「おいしい本、いただきます。」は、食にまつわるさまざまなウンチクや名場面がいっぱいの、眺めておいしい、読んでおいしい本を紹介する連載です。7回目に取り上げるのは関田淳子による『ハプスブルク家の食卓』。
過酷な戦争と16度の出産を、
マリア・テレジアは
スタミナスープで乗り越えた?!
『ハプスブルク家の食卓』 関田淳子 著 集英社 刊
マリー・アントワネットにその母、マリア・テレジア、そしてシシーの愛称で知られるエリザベート。有名な王妃の存在で知られるハプスブルグ家ですが、ちょうど1年前に国立西洋美術館での『ハプスブルグ展』を観て、違う視点から、ハプスブルグ家を眺めたいと考えていました。約650年間の長きにわたってヨーロッパに君臨することを可能たらしめたのは、戦争をできるだけ回避した結婚政策だったことは肖像画を観て大きく頷きましたが、本書『ハプスブルグ家の食卓』を読むと、その歴史を裏側で支えてきたのが「食」だったとは! とても興味深いです。

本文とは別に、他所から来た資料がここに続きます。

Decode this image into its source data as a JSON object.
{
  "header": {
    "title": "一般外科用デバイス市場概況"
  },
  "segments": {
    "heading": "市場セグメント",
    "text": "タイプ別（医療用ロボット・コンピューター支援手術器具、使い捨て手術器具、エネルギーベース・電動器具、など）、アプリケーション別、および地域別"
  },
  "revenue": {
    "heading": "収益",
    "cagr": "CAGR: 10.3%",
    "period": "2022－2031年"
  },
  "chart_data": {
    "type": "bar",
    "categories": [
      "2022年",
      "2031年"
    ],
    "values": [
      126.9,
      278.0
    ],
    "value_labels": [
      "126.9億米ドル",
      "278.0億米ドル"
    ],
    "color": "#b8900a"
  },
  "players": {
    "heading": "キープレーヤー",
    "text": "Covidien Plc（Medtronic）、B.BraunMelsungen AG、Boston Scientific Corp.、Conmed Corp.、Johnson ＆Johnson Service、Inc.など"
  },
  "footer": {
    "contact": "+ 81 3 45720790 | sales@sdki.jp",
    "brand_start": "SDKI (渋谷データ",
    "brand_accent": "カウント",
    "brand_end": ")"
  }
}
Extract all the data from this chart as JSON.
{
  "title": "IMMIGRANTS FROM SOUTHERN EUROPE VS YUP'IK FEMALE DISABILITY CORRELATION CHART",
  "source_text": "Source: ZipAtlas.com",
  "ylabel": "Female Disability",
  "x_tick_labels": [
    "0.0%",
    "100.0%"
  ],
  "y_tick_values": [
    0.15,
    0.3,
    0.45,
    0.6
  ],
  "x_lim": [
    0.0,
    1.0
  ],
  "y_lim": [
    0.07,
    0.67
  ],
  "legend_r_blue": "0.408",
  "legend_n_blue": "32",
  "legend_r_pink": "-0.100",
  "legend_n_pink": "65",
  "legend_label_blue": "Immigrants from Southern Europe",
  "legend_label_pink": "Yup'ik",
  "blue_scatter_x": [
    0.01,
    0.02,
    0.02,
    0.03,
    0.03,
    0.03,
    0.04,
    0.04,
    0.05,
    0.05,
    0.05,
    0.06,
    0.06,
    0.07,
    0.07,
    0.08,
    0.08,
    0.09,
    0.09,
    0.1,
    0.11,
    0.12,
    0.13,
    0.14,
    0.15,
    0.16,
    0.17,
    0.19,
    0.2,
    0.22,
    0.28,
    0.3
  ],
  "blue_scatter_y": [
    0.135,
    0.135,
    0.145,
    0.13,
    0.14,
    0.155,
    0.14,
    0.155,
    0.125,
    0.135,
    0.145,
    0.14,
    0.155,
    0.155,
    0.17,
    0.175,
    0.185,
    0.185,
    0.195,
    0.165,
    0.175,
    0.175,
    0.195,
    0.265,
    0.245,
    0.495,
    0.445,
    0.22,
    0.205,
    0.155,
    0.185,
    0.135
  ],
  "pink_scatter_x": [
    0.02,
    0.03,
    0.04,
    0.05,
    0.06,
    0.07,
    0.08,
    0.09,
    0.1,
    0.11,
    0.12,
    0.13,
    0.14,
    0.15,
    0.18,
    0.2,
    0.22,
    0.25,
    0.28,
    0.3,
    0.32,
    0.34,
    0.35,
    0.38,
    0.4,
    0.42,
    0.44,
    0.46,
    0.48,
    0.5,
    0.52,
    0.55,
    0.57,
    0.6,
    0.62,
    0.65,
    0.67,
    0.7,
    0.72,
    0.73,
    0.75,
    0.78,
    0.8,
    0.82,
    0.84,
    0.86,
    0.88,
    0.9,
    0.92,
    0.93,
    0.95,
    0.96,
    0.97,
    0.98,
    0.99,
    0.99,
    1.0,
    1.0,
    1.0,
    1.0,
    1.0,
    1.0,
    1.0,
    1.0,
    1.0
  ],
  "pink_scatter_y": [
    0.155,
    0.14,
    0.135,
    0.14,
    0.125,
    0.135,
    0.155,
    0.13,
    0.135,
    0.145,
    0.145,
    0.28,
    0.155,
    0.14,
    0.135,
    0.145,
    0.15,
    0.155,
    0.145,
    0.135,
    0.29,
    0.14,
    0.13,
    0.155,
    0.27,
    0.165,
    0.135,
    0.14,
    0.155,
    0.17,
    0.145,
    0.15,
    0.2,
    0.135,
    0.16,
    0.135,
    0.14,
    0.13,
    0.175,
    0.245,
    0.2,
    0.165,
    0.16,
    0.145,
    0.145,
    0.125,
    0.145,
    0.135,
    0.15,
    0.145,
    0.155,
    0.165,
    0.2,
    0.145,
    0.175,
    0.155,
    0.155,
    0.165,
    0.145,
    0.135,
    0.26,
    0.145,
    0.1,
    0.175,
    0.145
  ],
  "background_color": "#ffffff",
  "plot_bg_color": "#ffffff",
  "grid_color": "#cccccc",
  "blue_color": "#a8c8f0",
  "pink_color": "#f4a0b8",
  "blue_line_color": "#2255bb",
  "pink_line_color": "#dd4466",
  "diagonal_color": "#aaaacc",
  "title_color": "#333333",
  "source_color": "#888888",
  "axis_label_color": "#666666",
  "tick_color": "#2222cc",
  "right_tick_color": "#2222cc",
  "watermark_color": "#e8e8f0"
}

スイス北東部の弱小の豪族だったハプスブルグ家。そこから、初代神聖ローマ帝国皇帝となったフリードリヒ三世の食生活は、実に質素だったようです。麦の粥にザワークラウト、蜂蜜とコショウをきかせて煮込んだ果物のコンポートが日々の食事だったそうです。その息子、マクシミリアン一世は「中世最後の騎士」と謳われ、ブルゴーニュ公国の公女と結婚、ハプスブルグ家のゆるぎない基礎を築きます。これによって、当時、繁栄を誇っていたブルゴーニュ宮廷の食卓文化がハプスブルグ家にもたらされることになりました。さらにその孫、カール五世が食べていたものは、牛霜降り肉、イノシシの焼肉、キジやウズラのソテー、ブルゴーニュのソーセージやハム、トリュフにウナギ……。旺盛な食欲は周囲を唖然とさせるほどだったそうですが、その正体はストレス性過食症だとか。ハプスブルグ家を不動の世界帝国に築き上げたカール五世の内面を、垣間見るようです。

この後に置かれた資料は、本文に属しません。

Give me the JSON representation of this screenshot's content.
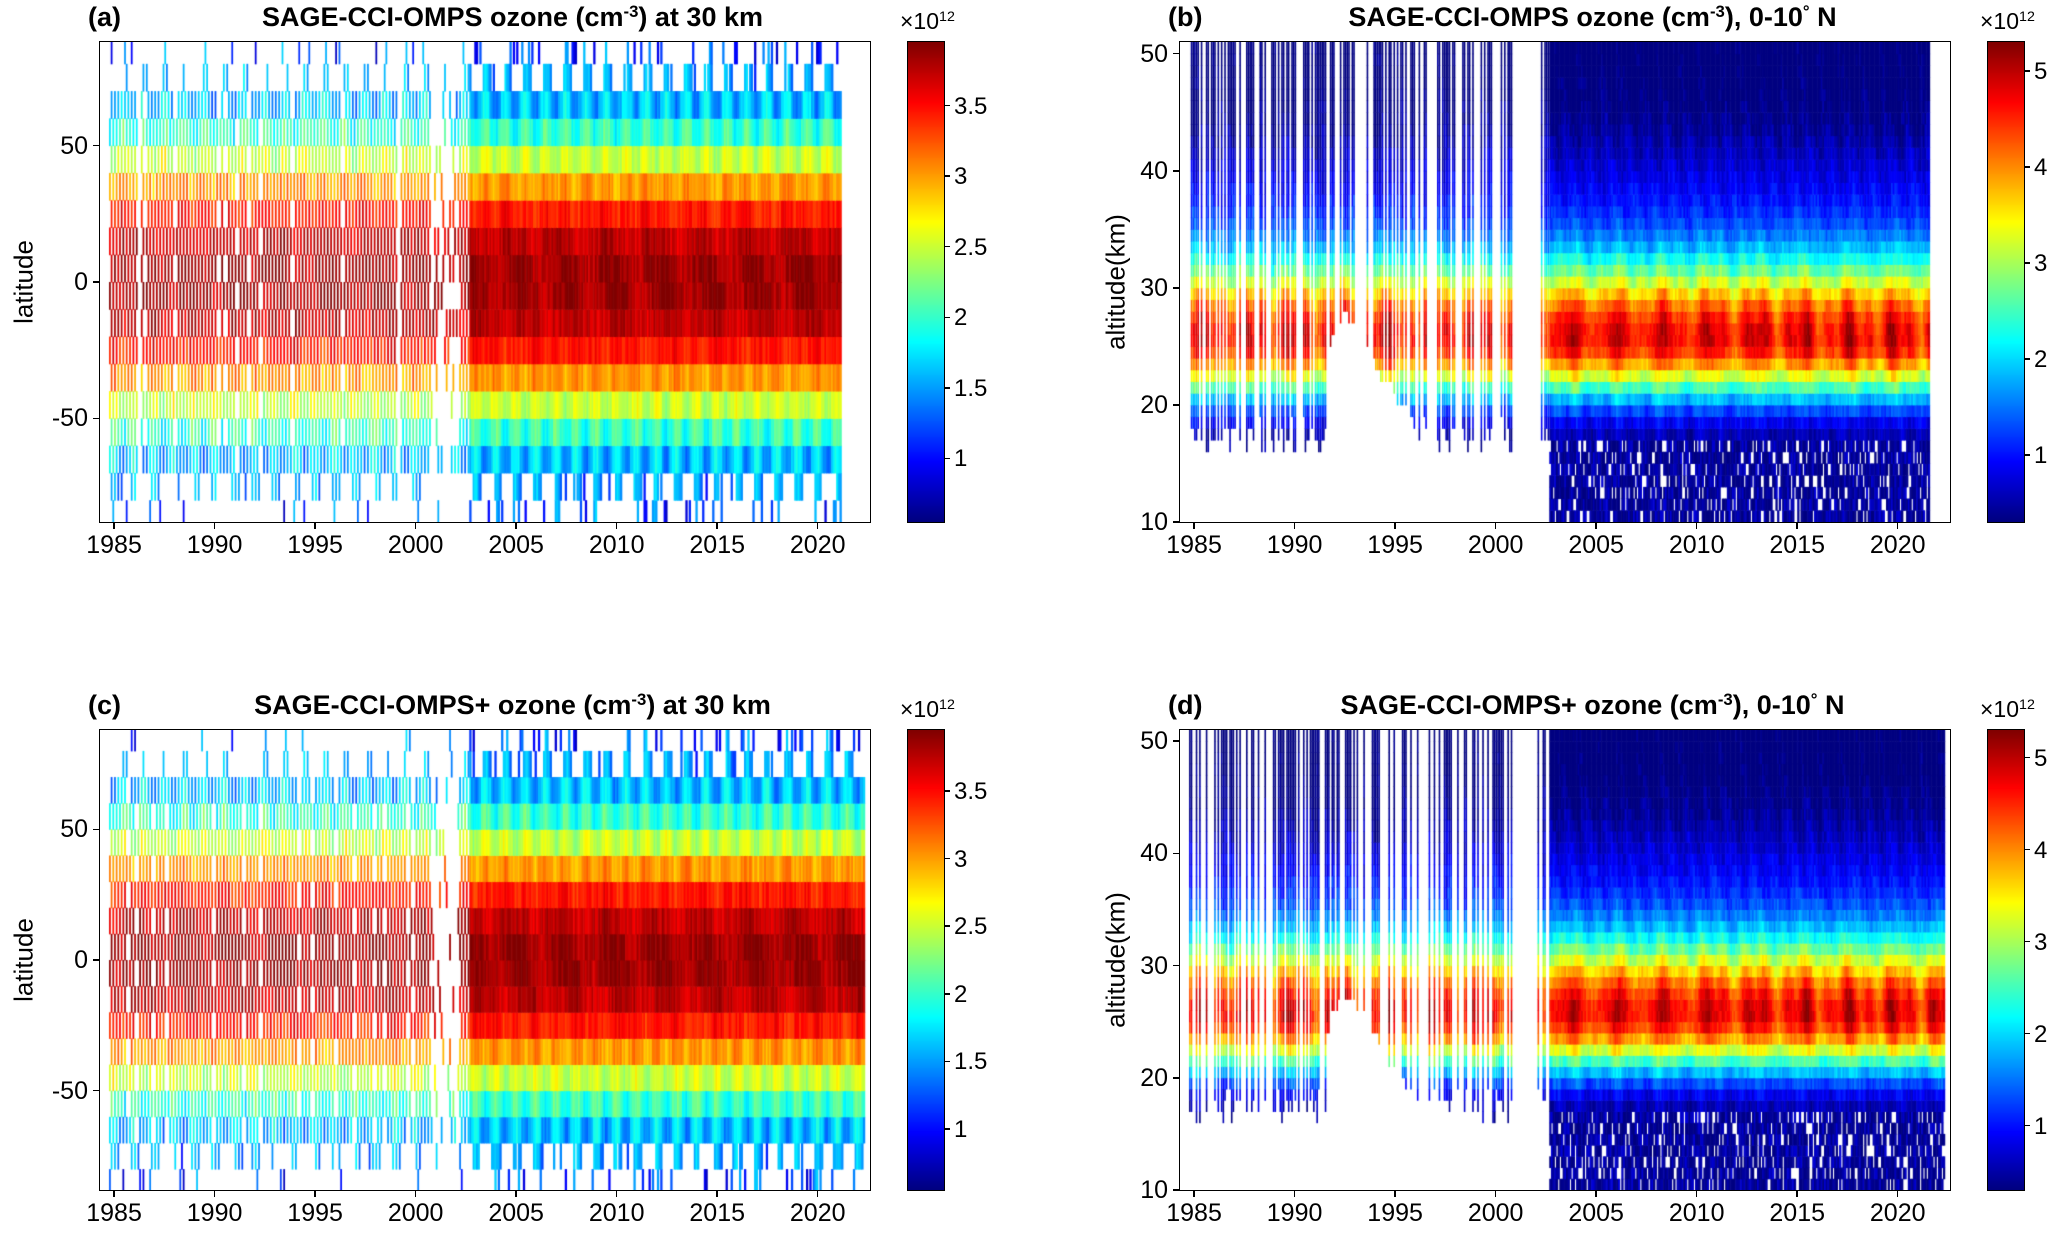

それから10代下り、18世紀半ば、欧州列強が勢力拡大のための争いの渦中、ハプスブルグ家を継いだのが女帝マリア・テレジアでした。彼女は戦いを繰り返しながらも、16人の子を次々に出産。並外れた体力・気力の源が、昼夜各2つのコース料理に加え、日に7~8回おやつ替わりに食べていたという「オリオ・スープ」なんだそうです。気になるこのスタミナスープは、何種類もの具を煮込んだ、ごった煮スープ。もともとはスペインの郷土料理でした。

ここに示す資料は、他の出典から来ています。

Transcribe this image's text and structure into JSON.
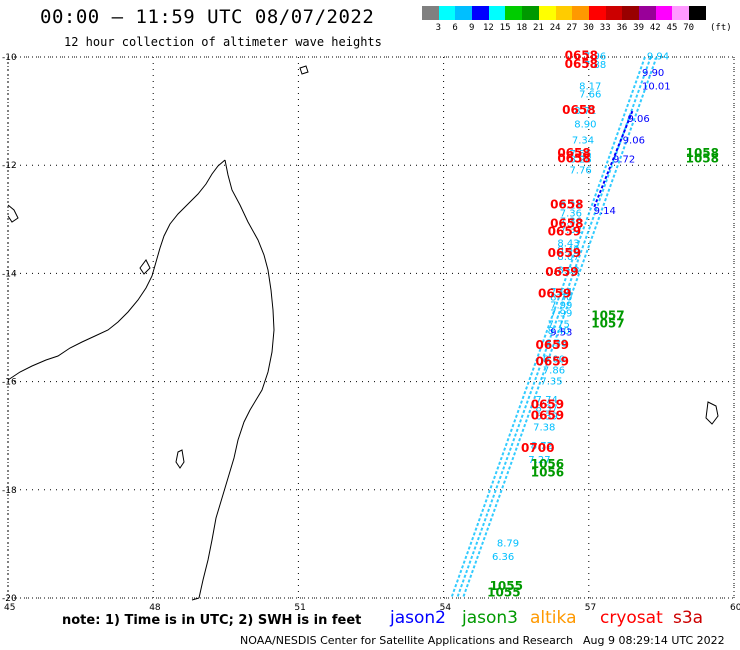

ハプスブルグ家が築き上げたのは、日没なき世界帝国と宮廷料理「ウイーン料理」。「この料理ほど噛むほどに複雑な歴史の味がする料理は珍しい」と著者が語るように、結婚政策や他国との戦争、異教徒との闘いを通して、絡み合い、融合したものがウイーン料理であり、世界の三大料理といわれる中国やフランス、トルコ料理とは大きく異なる点なのです。もし、春にホワイトアスパラガスを見かけたらハプスブルグ一族が世代を超えて好んだ食べ物だと味わい、ウィーンナー・シュニッツエルがメニューに並んでいたら、そっくりなミラノ風カツレツのことを思い出し、デザートには末期の皇妃でありダイエットマニアだったシシーもあがなえなかった、スミレのシャーベットを探してみて下さい。おいしさとともに、膨大な時間の流れを味わえるでしょう。